Die Familienbesucherinnen sind ein Pilotprojekt des Niedersächsischen Instituts für frühkindliche Bildung und Entwicklung (Nifbe) in Osnabrück. Kindern bis zu zehn Jahren soll dadurch eine bessere Bildungsbeteiligung ermöglicht werden. Dazu wurden russisch- und türkischsprachige Frauen ein halbes Jahr lang ausgebildet. Sie vermitteln, wenn es Schwierigkeiten mit Schule oder Kindergarten gibt, organisieren Hausaufgabenhilfen und informieren Eltern über die Wichtigkeit von Kindergärten und Sprachförderung.
Projektleiterin Gerda Wesselt-Borgelt von der Fachhochschule Osnabrück hat sich an den Stadtteilmüttern in Neukölln orientiert. Neuartig seien die Familienbesucherinnen dennoch. "Es ist das erste Mal, dass so ein Projekt im ländlichen Raum stattfindet", sagt sie. Einzigartig sei auch das "Gegenstromprinzip": Die Familienbesucherinnen tragen ihre Erfahrungen zurück in die Behörden. So sollen Missverständnisse und Vorurteile abgebaut werden.
Ergebnisse über das Projekt gibt es bisher nicht. Derzeit werde eine Evaluation durchgeführt, so Wesseln-Borgelt. Wie es ab November weitergeht, ist auch nicht sicher. Denn nur bis dahin ist die Förderung des Landes von 250.000 Euro gesichert.

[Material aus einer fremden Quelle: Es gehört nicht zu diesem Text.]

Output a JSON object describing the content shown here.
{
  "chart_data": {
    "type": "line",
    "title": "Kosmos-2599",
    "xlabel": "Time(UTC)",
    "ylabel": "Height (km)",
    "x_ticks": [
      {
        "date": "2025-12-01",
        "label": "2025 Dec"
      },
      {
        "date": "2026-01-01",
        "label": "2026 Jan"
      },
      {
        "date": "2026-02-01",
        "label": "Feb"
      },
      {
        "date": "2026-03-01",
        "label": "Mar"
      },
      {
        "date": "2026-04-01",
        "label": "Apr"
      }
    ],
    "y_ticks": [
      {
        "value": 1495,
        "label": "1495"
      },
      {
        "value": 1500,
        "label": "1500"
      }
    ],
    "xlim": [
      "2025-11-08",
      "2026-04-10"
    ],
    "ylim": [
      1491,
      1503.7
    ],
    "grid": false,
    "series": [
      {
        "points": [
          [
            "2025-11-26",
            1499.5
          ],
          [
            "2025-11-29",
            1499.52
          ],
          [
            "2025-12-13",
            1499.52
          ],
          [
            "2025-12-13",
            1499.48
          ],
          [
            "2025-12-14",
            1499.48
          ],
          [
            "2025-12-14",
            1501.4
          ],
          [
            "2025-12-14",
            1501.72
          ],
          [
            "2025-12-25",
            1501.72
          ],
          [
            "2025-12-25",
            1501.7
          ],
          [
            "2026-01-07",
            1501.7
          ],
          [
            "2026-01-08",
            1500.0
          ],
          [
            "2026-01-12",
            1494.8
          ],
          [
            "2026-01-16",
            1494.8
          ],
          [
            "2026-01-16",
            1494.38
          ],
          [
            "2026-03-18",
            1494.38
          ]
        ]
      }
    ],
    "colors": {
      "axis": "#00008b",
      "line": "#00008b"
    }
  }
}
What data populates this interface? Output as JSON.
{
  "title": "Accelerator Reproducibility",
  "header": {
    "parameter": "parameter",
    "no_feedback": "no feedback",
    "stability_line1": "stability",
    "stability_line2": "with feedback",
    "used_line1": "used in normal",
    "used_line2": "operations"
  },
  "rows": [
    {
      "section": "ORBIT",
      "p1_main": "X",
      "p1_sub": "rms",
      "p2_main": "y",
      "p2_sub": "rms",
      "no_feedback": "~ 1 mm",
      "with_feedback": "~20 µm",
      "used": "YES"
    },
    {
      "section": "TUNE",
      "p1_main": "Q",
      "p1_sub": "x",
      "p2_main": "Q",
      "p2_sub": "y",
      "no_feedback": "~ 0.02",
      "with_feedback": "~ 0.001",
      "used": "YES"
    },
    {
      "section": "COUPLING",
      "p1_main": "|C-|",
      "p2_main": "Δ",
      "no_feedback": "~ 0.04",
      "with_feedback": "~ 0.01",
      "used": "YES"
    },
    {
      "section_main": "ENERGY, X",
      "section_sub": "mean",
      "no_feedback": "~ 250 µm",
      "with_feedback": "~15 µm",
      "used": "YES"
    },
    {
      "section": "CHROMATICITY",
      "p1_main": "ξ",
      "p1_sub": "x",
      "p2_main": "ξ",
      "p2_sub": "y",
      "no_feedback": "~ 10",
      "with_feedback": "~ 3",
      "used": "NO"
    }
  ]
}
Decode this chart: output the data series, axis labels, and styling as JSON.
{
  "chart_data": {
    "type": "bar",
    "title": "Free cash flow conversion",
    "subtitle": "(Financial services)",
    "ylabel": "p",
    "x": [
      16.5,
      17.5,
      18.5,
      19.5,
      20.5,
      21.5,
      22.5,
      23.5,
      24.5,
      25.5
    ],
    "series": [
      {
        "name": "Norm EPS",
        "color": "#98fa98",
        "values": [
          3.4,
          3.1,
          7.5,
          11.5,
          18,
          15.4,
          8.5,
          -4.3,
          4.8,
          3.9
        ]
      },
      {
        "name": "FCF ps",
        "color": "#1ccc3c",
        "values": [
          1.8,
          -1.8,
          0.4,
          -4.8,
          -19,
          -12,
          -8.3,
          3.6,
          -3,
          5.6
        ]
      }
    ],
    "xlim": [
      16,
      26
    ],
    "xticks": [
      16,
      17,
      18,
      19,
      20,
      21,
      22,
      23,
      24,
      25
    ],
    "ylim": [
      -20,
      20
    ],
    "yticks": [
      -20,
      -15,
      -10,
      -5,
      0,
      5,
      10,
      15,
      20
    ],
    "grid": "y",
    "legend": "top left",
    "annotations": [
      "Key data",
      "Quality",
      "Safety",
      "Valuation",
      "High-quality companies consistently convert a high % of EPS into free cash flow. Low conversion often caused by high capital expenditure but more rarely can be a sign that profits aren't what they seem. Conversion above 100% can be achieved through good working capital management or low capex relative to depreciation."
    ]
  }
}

Genau das sei das Problem dieses und ähnlicher Projekte, sagt Jens Meier, Vorsitzender des Integrationsausschusses der Stadt Osnabrück. Grundsätzlich findet er Initiativen wie die Familienbesucherinnen oder Stadtteilmütter gut. "Wir machen uns bei den Grünen in Osnabrück selbst für Rucksackmütter stark", erklärt Meier. Nur mit der Nachhaltigkeit hapere es, bemängelt er. Denn die Initiativen seien allesamt projektgebunden und damit zeitlich begrenzt.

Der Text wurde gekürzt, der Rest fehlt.